Dad found an old sports car with gears and things inside it 🙂
See cogs!
It was rather a nice car
The kids made LED torches 🙂
They were all just so excited 🙂 Mum found knitting and Al and Andy found robots - it was brilliant 🙂
Construction toys like stickle bricks, lego, play mobile and umpteen others are fabulous but soooo expensive. We tend to get them in lu of other gifts which seem funkier as they are the toys that just keep giving. They are not that age dependent as the older the child gets the more complex the items they build with it. It improves spacial awareness and hand eye coordination, it taps straight into engineering and with things like lego technic it begins to be something more.
But it is not just science and engineering that it feeds into, it relies on the child's imagination, it is design skills and then it is pure and simple play, once they have made the set up they want.
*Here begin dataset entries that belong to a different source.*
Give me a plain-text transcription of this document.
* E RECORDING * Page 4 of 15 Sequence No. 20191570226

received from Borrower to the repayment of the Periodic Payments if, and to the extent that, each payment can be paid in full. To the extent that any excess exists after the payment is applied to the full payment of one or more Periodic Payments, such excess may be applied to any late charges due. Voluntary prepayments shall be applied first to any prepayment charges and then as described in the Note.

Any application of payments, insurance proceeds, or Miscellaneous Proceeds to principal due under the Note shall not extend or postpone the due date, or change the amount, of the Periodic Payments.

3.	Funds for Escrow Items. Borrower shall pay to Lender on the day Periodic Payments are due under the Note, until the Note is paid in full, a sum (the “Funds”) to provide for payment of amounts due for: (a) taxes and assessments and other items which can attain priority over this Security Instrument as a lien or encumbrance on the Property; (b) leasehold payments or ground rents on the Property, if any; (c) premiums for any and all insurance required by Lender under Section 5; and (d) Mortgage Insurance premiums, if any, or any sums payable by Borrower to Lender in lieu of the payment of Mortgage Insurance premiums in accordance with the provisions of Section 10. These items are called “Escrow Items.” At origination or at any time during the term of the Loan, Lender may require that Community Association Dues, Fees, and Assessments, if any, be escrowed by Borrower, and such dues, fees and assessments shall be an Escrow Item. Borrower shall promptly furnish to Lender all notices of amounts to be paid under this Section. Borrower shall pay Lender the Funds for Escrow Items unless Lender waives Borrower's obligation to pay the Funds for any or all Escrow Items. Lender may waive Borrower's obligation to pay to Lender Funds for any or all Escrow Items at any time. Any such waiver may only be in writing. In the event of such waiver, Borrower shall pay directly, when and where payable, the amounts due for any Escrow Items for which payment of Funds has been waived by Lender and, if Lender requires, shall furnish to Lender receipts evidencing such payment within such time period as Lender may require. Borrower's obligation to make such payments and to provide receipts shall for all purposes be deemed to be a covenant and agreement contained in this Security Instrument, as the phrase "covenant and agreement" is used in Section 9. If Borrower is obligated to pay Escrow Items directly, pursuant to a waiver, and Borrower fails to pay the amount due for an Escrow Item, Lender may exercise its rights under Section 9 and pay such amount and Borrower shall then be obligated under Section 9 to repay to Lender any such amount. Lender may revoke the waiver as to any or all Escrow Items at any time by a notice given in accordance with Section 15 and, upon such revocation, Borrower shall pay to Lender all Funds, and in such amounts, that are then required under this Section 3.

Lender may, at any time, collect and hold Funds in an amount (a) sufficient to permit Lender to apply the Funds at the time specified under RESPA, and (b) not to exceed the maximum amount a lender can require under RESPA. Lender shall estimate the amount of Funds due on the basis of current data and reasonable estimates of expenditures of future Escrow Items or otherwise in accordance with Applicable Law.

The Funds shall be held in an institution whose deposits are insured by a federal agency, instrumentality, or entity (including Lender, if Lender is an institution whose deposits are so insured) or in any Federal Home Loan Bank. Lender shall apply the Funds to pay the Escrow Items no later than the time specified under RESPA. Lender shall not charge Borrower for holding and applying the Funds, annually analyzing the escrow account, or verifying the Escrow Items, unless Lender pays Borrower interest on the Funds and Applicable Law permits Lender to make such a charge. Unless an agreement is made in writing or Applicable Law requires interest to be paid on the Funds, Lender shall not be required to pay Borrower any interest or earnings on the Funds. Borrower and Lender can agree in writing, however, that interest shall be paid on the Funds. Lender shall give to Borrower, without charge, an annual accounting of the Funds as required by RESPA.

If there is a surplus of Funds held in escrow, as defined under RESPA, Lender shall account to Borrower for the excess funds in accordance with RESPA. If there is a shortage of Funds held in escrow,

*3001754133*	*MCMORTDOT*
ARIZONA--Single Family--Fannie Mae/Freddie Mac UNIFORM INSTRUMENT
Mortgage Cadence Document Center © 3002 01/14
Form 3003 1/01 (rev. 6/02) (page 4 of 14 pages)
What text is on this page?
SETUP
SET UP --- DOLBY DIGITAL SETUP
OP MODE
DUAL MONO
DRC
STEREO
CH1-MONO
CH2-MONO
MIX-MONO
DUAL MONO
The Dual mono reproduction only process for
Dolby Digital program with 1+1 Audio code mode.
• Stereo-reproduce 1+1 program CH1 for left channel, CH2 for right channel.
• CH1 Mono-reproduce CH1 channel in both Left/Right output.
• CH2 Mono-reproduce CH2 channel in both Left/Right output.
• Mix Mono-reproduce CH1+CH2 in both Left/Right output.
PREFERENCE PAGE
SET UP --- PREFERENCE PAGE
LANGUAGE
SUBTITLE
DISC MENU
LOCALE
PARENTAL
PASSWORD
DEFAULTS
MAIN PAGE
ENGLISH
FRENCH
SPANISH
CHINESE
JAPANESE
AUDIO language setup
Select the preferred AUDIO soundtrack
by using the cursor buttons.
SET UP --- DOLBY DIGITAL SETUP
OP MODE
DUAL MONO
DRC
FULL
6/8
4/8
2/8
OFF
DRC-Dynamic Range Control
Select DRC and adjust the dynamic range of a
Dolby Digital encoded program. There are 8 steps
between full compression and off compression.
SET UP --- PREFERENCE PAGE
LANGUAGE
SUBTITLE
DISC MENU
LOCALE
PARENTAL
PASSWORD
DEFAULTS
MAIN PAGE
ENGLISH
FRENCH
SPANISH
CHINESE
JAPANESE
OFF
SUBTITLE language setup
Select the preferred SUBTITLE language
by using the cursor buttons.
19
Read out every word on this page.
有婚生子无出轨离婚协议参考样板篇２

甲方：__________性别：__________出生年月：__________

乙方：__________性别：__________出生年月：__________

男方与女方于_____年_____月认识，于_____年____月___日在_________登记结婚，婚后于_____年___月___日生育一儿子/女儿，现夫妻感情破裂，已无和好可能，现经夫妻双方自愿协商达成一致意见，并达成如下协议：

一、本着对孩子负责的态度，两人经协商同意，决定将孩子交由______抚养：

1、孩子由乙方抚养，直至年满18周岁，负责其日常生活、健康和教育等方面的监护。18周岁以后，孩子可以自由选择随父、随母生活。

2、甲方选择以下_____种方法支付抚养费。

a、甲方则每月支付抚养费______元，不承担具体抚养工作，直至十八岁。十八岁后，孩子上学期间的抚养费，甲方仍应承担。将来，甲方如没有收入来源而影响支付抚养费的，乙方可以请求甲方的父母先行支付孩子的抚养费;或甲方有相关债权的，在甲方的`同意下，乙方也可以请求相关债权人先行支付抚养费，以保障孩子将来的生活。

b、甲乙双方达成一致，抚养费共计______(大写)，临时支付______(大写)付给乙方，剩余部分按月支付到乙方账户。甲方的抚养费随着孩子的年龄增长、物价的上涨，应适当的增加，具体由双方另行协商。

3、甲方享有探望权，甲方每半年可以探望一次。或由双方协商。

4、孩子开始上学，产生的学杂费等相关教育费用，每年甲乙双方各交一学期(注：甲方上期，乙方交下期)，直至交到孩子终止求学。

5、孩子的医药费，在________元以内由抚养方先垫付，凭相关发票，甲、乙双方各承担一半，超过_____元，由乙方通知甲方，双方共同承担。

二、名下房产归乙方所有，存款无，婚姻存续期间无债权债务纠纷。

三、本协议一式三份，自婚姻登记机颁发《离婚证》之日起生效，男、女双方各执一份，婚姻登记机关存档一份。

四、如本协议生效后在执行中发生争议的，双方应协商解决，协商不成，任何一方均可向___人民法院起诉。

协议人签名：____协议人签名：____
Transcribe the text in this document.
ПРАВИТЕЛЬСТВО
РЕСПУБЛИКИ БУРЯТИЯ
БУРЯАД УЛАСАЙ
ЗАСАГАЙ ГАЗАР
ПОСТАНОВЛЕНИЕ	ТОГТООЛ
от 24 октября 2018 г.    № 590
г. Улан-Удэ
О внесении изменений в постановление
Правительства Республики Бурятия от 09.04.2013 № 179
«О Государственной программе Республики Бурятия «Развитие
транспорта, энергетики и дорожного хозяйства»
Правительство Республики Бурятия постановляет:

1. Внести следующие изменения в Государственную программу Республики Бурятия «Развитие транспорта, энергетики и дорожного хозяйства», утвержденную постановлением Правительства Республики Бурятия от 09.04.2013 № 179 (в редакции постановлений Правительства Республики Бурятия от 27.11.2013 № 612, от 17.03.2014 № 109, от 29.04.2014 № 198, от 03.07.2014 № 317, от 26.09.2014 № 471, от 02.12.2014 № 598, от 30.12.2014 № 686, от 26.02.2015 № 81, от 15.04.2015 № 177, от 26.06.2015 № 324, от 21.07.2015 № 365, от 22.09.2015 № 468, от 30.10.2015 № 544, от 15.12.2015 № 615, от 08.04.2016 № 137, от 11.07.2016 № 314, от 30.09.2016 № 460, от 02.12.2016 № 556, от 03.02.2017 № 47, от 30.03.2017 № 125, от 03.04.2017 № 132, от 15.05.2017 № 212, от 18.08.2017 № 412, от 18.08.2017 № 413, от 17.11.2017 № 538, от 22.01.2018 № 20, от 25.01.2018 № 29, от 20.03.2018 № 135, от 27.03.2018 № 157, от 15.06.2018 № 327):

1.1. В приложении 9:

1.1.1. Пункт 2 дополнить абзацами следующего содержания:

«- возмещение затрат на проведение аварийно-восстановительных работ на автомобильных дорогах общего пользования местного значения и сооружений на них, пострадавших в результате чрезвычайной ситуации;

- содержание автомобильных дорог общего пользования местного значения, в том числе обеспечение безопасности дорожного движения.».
Above is Jean's Antropolis or Ant City. She imagines all the little ants making their homes in the stickle bricks and how they would interact with each other, how they would get there in the first place. The stickle bricks were a christmas present for Mary who is happy to act as stickle brick goffer fetching the little spiked rectangles for her sisters latest piece of ant arctecture.
It has gotten to the point that I am story boarding the escapades of these ants which Jean reads when she remembers.
Maybe one day I will draw up the adventures of Ant Ee Matter and Antropolis and yes he has a cape.
The point is that we think construction toys are one of the best things to give children and we have also found a set of convertors you can print on a 3D printer so you can make lego and stickle bricks and all the others fit together into one huge great big uber construction kit!
I'm not sure who is more excited about this - me or the kids or Al!
Of course you need access to a 3D printer - oh look - hello Bristol Hack Space have we told you how much we love you?